Abu Dhabi’s Technology Innovation Institute (TII) has released “Falcon 3”, the latest version of its open-source large language model (LLM) series – trained on 14 trillion tokens but capable of operating on a single GPU.
TII’s Falcon 3, licensed under an Apache 2.0-based license that “includes an acceptable use policy which promotes the responsible use of AI.”
The suite of models (Falcon3-1B, -3B, -7B and -10B) are currently text only but will get multi-modal capabilities as early as January 2025, TII said.
It had released its Falcon 2 family of models in May this year.
Falcon 3’s architecture is based on a decoder-only design using flash attention 2 to grouped query attention. It integrates Grouped Query Attention (GQA) to share parameters, minimizing memory for Key-Value (KV) cache during inference, ensuring faster and more efficient operations – TII.
The models appear to perform highly on multiple benchmarks; its 7B-Base version is on par with Alibaba's Qwen2.5-7B in the under-9B category and its 10B-Base a category leader in the under-13B category. (TII chart below.)
"Falcon’s quantized [a way of making models faster and less memory-intensive] versions, such as GGUF, AWQ, and GPTQ (in int4, int8, and 1.58 Bitnet), make it highly efficient, even for resource-constrained environments," Abu Dhabi's TTI explained. "Optimized for lightweight systems... with both Base and Instruct versions tailored for different needs. Falcon 3 models can be further customized through tools like vLLM, Llama.cpp, and MLX, ensuring seamless adoption for developers."
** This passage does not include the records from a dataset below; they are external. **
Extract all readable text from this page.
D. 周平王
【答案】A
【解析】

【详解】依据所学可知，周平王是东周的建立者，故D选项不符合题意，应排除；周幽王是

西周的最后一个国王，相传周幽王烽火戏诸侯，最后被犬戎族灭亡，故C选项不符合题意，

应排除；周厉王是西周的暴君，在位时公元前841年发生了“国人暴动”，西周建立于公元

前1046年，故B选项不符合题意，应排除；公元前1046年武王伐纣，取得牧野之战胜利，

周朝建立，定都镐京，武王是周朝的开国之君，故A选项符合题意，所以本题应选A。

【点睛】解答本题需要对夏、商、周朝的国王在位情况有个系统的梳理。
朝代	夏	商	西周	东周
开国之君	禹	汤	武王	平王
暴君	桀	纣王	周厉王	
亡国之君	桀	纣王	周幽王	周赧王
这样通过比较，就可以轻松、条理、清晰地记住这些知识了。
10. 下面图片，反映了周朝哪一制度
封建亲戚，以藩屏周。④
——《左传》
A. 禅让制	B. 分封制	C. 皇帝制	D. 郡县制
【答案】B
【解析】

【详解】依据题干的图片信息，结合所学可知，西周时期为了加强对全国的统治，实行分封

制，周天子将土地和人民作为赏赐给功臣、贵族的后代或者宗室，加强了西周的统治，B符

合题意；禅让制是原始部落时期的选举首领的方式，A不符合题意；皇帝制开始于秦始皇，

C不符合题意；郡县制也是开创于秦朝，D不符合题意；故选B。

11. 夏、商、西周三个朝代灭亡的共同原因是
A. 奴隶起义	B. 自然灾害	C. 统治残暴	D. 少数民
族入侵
A quick play with the demo by The Stack showed that the good engineers of Abu Dhabhi have no more managed to do away with rampant hallucinations than those of the US or China, but Falcon 3's lightweight capabilities and benchmark performance will interest many.
Dr. Hakim Hacid, Chief Researcher of the TII’s AI and Digital Science Research Center (AIDRC), said in a canned statement: “AI is fast evolving, and we are glad to be an active part of this journey. Falcon 3 pushes the boundaries of small LLMs further, contributing to the open-source community by providing access to a better-performing AI."